Criminal offences committed by staff policy

There can be serious implications for you if one of your employees is under investigation for or charged with a criminal offence or convicted of a crime. Depending on the nature, you may wish to take disciplinary action against the individual. Our policy explains how you will deal with this situation.  

In their own time

Generally, what an employee gets up to in their own time is a matter for them. There are only a few exceptions to this rule. One of these involves situations where they are under investigation for, charged with or convicted of a criminal offence. This has the potential to:

  • damage your reputation and/or
  • negatively impact on their job and make them unsuitable for the type of work they do for you.

So, at this point their out-of-work activities are your business.
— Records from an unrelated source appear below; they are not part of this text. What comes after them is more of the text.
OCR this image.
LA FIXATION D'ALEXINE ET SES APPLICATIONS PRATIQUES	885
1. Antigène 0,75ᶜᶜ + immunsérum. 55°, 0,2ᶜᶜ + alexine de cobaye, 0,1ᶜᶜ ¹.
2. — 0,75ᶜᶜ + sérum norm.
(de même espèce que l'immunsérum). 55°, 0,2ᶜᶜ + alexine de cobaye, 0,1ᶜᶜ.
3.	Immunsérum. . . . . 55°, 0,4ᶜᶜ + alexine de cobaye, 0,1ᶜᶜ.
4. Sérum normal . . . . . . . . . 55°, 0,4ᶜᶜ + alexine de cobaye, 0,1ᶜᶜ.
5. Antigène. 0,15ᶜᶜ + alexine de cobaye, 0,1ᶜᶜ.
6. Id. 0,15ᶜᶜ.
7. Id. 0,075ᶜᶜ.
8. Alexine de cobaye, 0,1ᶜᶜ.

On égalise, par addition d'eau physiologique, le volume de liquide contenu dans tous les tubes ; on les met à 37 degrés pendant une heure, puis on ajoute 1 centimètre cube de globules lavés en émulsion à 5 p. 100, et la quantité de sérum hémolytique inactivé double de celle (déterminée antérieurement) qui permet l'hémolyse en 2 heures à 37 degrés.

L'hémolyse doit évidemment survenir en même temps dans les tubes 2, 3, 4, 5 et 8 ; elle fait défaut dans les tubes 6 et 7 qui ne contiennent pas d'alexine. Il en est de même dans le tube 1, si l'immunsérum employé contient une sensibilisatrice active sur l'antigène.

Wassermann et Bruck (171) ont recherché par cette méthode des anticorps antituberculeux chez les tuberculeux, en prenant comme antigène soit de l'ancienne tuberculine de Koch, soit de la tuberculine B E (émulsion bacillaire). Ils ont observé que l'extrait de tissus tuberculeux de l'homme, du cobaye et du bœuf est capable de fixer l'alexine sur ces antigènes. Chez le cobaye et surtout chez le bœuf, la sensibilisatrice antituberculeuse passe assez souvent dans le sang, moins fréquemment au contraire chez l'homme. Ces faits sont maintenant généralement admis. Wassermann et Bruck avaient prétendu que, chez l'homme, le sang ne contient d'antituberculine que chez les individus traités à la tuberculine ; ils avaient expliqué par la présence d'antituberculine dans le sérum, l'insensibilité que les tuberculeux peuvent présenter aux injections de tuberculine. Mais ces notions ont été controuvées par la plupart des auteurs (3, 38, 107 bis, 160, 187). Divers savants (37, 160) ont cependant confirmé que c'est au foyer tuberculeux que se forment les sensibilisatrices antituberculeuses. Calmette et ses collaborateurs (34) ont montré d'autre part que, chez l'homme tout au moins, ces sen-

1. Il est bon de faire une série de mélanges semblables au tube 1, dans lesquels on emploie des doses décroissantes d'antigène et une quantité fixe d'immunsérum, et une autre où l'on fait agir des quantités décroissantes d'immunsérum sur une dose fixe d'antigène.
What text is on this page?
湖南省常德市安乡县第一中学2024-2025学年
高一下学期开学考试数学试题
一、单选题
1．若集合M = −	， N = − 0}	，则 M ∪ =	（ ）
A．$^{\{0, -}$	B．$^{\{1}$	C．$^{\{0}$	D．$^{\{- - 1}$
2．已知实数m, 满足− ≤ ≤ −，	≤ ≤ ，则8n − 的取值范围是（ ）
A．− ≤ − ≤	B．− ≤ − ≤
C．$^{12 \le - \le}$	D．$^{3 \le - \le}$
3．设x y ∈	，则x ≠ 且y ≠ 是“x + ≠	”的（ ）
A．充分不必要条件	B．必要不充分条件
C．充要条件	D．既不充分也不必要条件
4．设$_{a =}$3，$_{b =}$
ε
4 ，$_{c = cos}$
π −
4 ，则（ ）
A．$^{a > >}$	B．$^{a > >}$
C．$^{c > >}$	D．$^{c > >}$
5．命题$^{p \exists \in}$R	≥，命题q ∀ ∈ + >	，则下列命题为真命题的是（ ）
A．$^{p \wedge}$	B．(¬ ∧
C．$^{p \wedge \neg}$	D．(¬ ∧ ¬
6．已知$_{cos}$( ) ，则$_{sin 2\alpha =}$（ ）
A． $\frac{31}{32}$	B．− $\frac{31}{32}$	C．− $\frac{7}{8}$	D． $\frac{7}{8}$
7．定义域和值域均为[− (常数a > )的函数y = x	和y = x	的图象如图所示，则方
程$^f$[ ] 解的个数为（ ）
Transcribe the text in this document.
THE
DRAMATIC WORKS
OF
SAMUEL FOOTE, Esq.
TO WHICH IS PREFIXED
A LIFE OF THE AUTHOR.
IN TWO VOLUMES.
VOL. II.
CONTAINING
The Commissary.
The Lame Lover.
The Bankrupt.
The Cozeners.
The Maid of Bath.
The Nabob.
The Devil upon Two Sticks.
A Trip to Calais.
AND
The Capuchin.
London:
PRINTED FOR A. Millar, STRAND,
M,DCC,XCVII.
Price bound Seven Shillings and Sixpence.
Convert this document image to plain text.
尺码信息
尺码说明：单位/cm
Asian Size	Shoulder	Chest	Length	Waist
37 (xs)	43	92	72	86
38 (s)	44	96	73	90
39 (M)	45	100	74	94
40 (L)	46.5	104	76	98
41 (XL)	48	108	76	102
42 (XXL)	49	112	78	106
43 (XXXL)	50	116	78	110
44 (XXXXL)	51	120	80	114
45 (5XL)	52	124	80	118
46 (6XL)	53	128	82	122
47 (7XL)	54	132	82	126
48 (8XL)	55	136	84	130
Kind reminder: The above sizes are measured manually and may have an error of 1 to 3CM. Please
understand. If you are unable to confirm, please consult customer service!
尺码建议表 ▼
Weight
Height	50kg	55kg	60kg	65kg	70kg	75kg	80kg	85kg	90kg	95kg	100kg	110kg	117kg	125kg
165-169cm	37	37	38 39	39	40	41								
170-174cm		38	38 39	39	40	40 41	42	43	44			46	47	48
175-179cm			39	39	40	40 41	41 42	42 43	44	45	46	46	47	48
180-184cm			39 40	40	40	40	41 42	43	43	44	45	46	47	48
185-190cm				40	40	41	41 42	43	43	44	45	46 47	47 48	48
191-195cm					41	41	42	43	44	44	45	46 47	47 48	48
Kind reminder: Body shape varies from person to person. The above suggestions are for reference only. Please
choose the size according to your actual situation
What you ultimately do in this type of situation will depend on the facts of the case. For example, an office worker who is convicted of a minor driving offence is unlikely to concern you. However, if it's your bookkeeper that's committed a serious dishonesty offence, you're probably going to need to act and invoke your disciplinary procedure. Also, serious crimes tend to attract local or national media coverage. This could result in you being named as an individual's employer. As this could harm your reputation, you'll want to disassociate yourself from this individual as quickly as possible.

You're free to introduce a Criminal Offences Committed by Staff Policy. It should direct all employees to immediately disclose to you any criminal investigation or proceedings they are facing. You can outline your reporting procedures and how you will deal with these situations, and you should reserve the right to take disciplinary action up to and including summary dismissal for gross misconduct. Your policy should also make it clear that criminal charges/prosecutions can be brought by authorities other than the police, e.g. HMRC, and that you will treat these ones just as seriously. In addition to criminal offences committed outside the workplace when the employee is off duty, our policy also covers work-related criminal offences, i.e. those that are committed at work, which you should address internally in the same way as any other form of work-related misconduct, i.e. by invoking your disciplinary procedure

Criminal allegations

You don’t usually need to wait for the conclusion of any related police investigation or criminal proceedings before either commencing or continuing internal disciplinary proceedings or dismissing an employee. The exception is where the employee can show that continuation of the disciplinary proceedings gives rise to a real danger of a miscarriage of justice in the criminal proceedings. So, do generally go ahead and progress your internal proceedings regardless of any pending criminal case.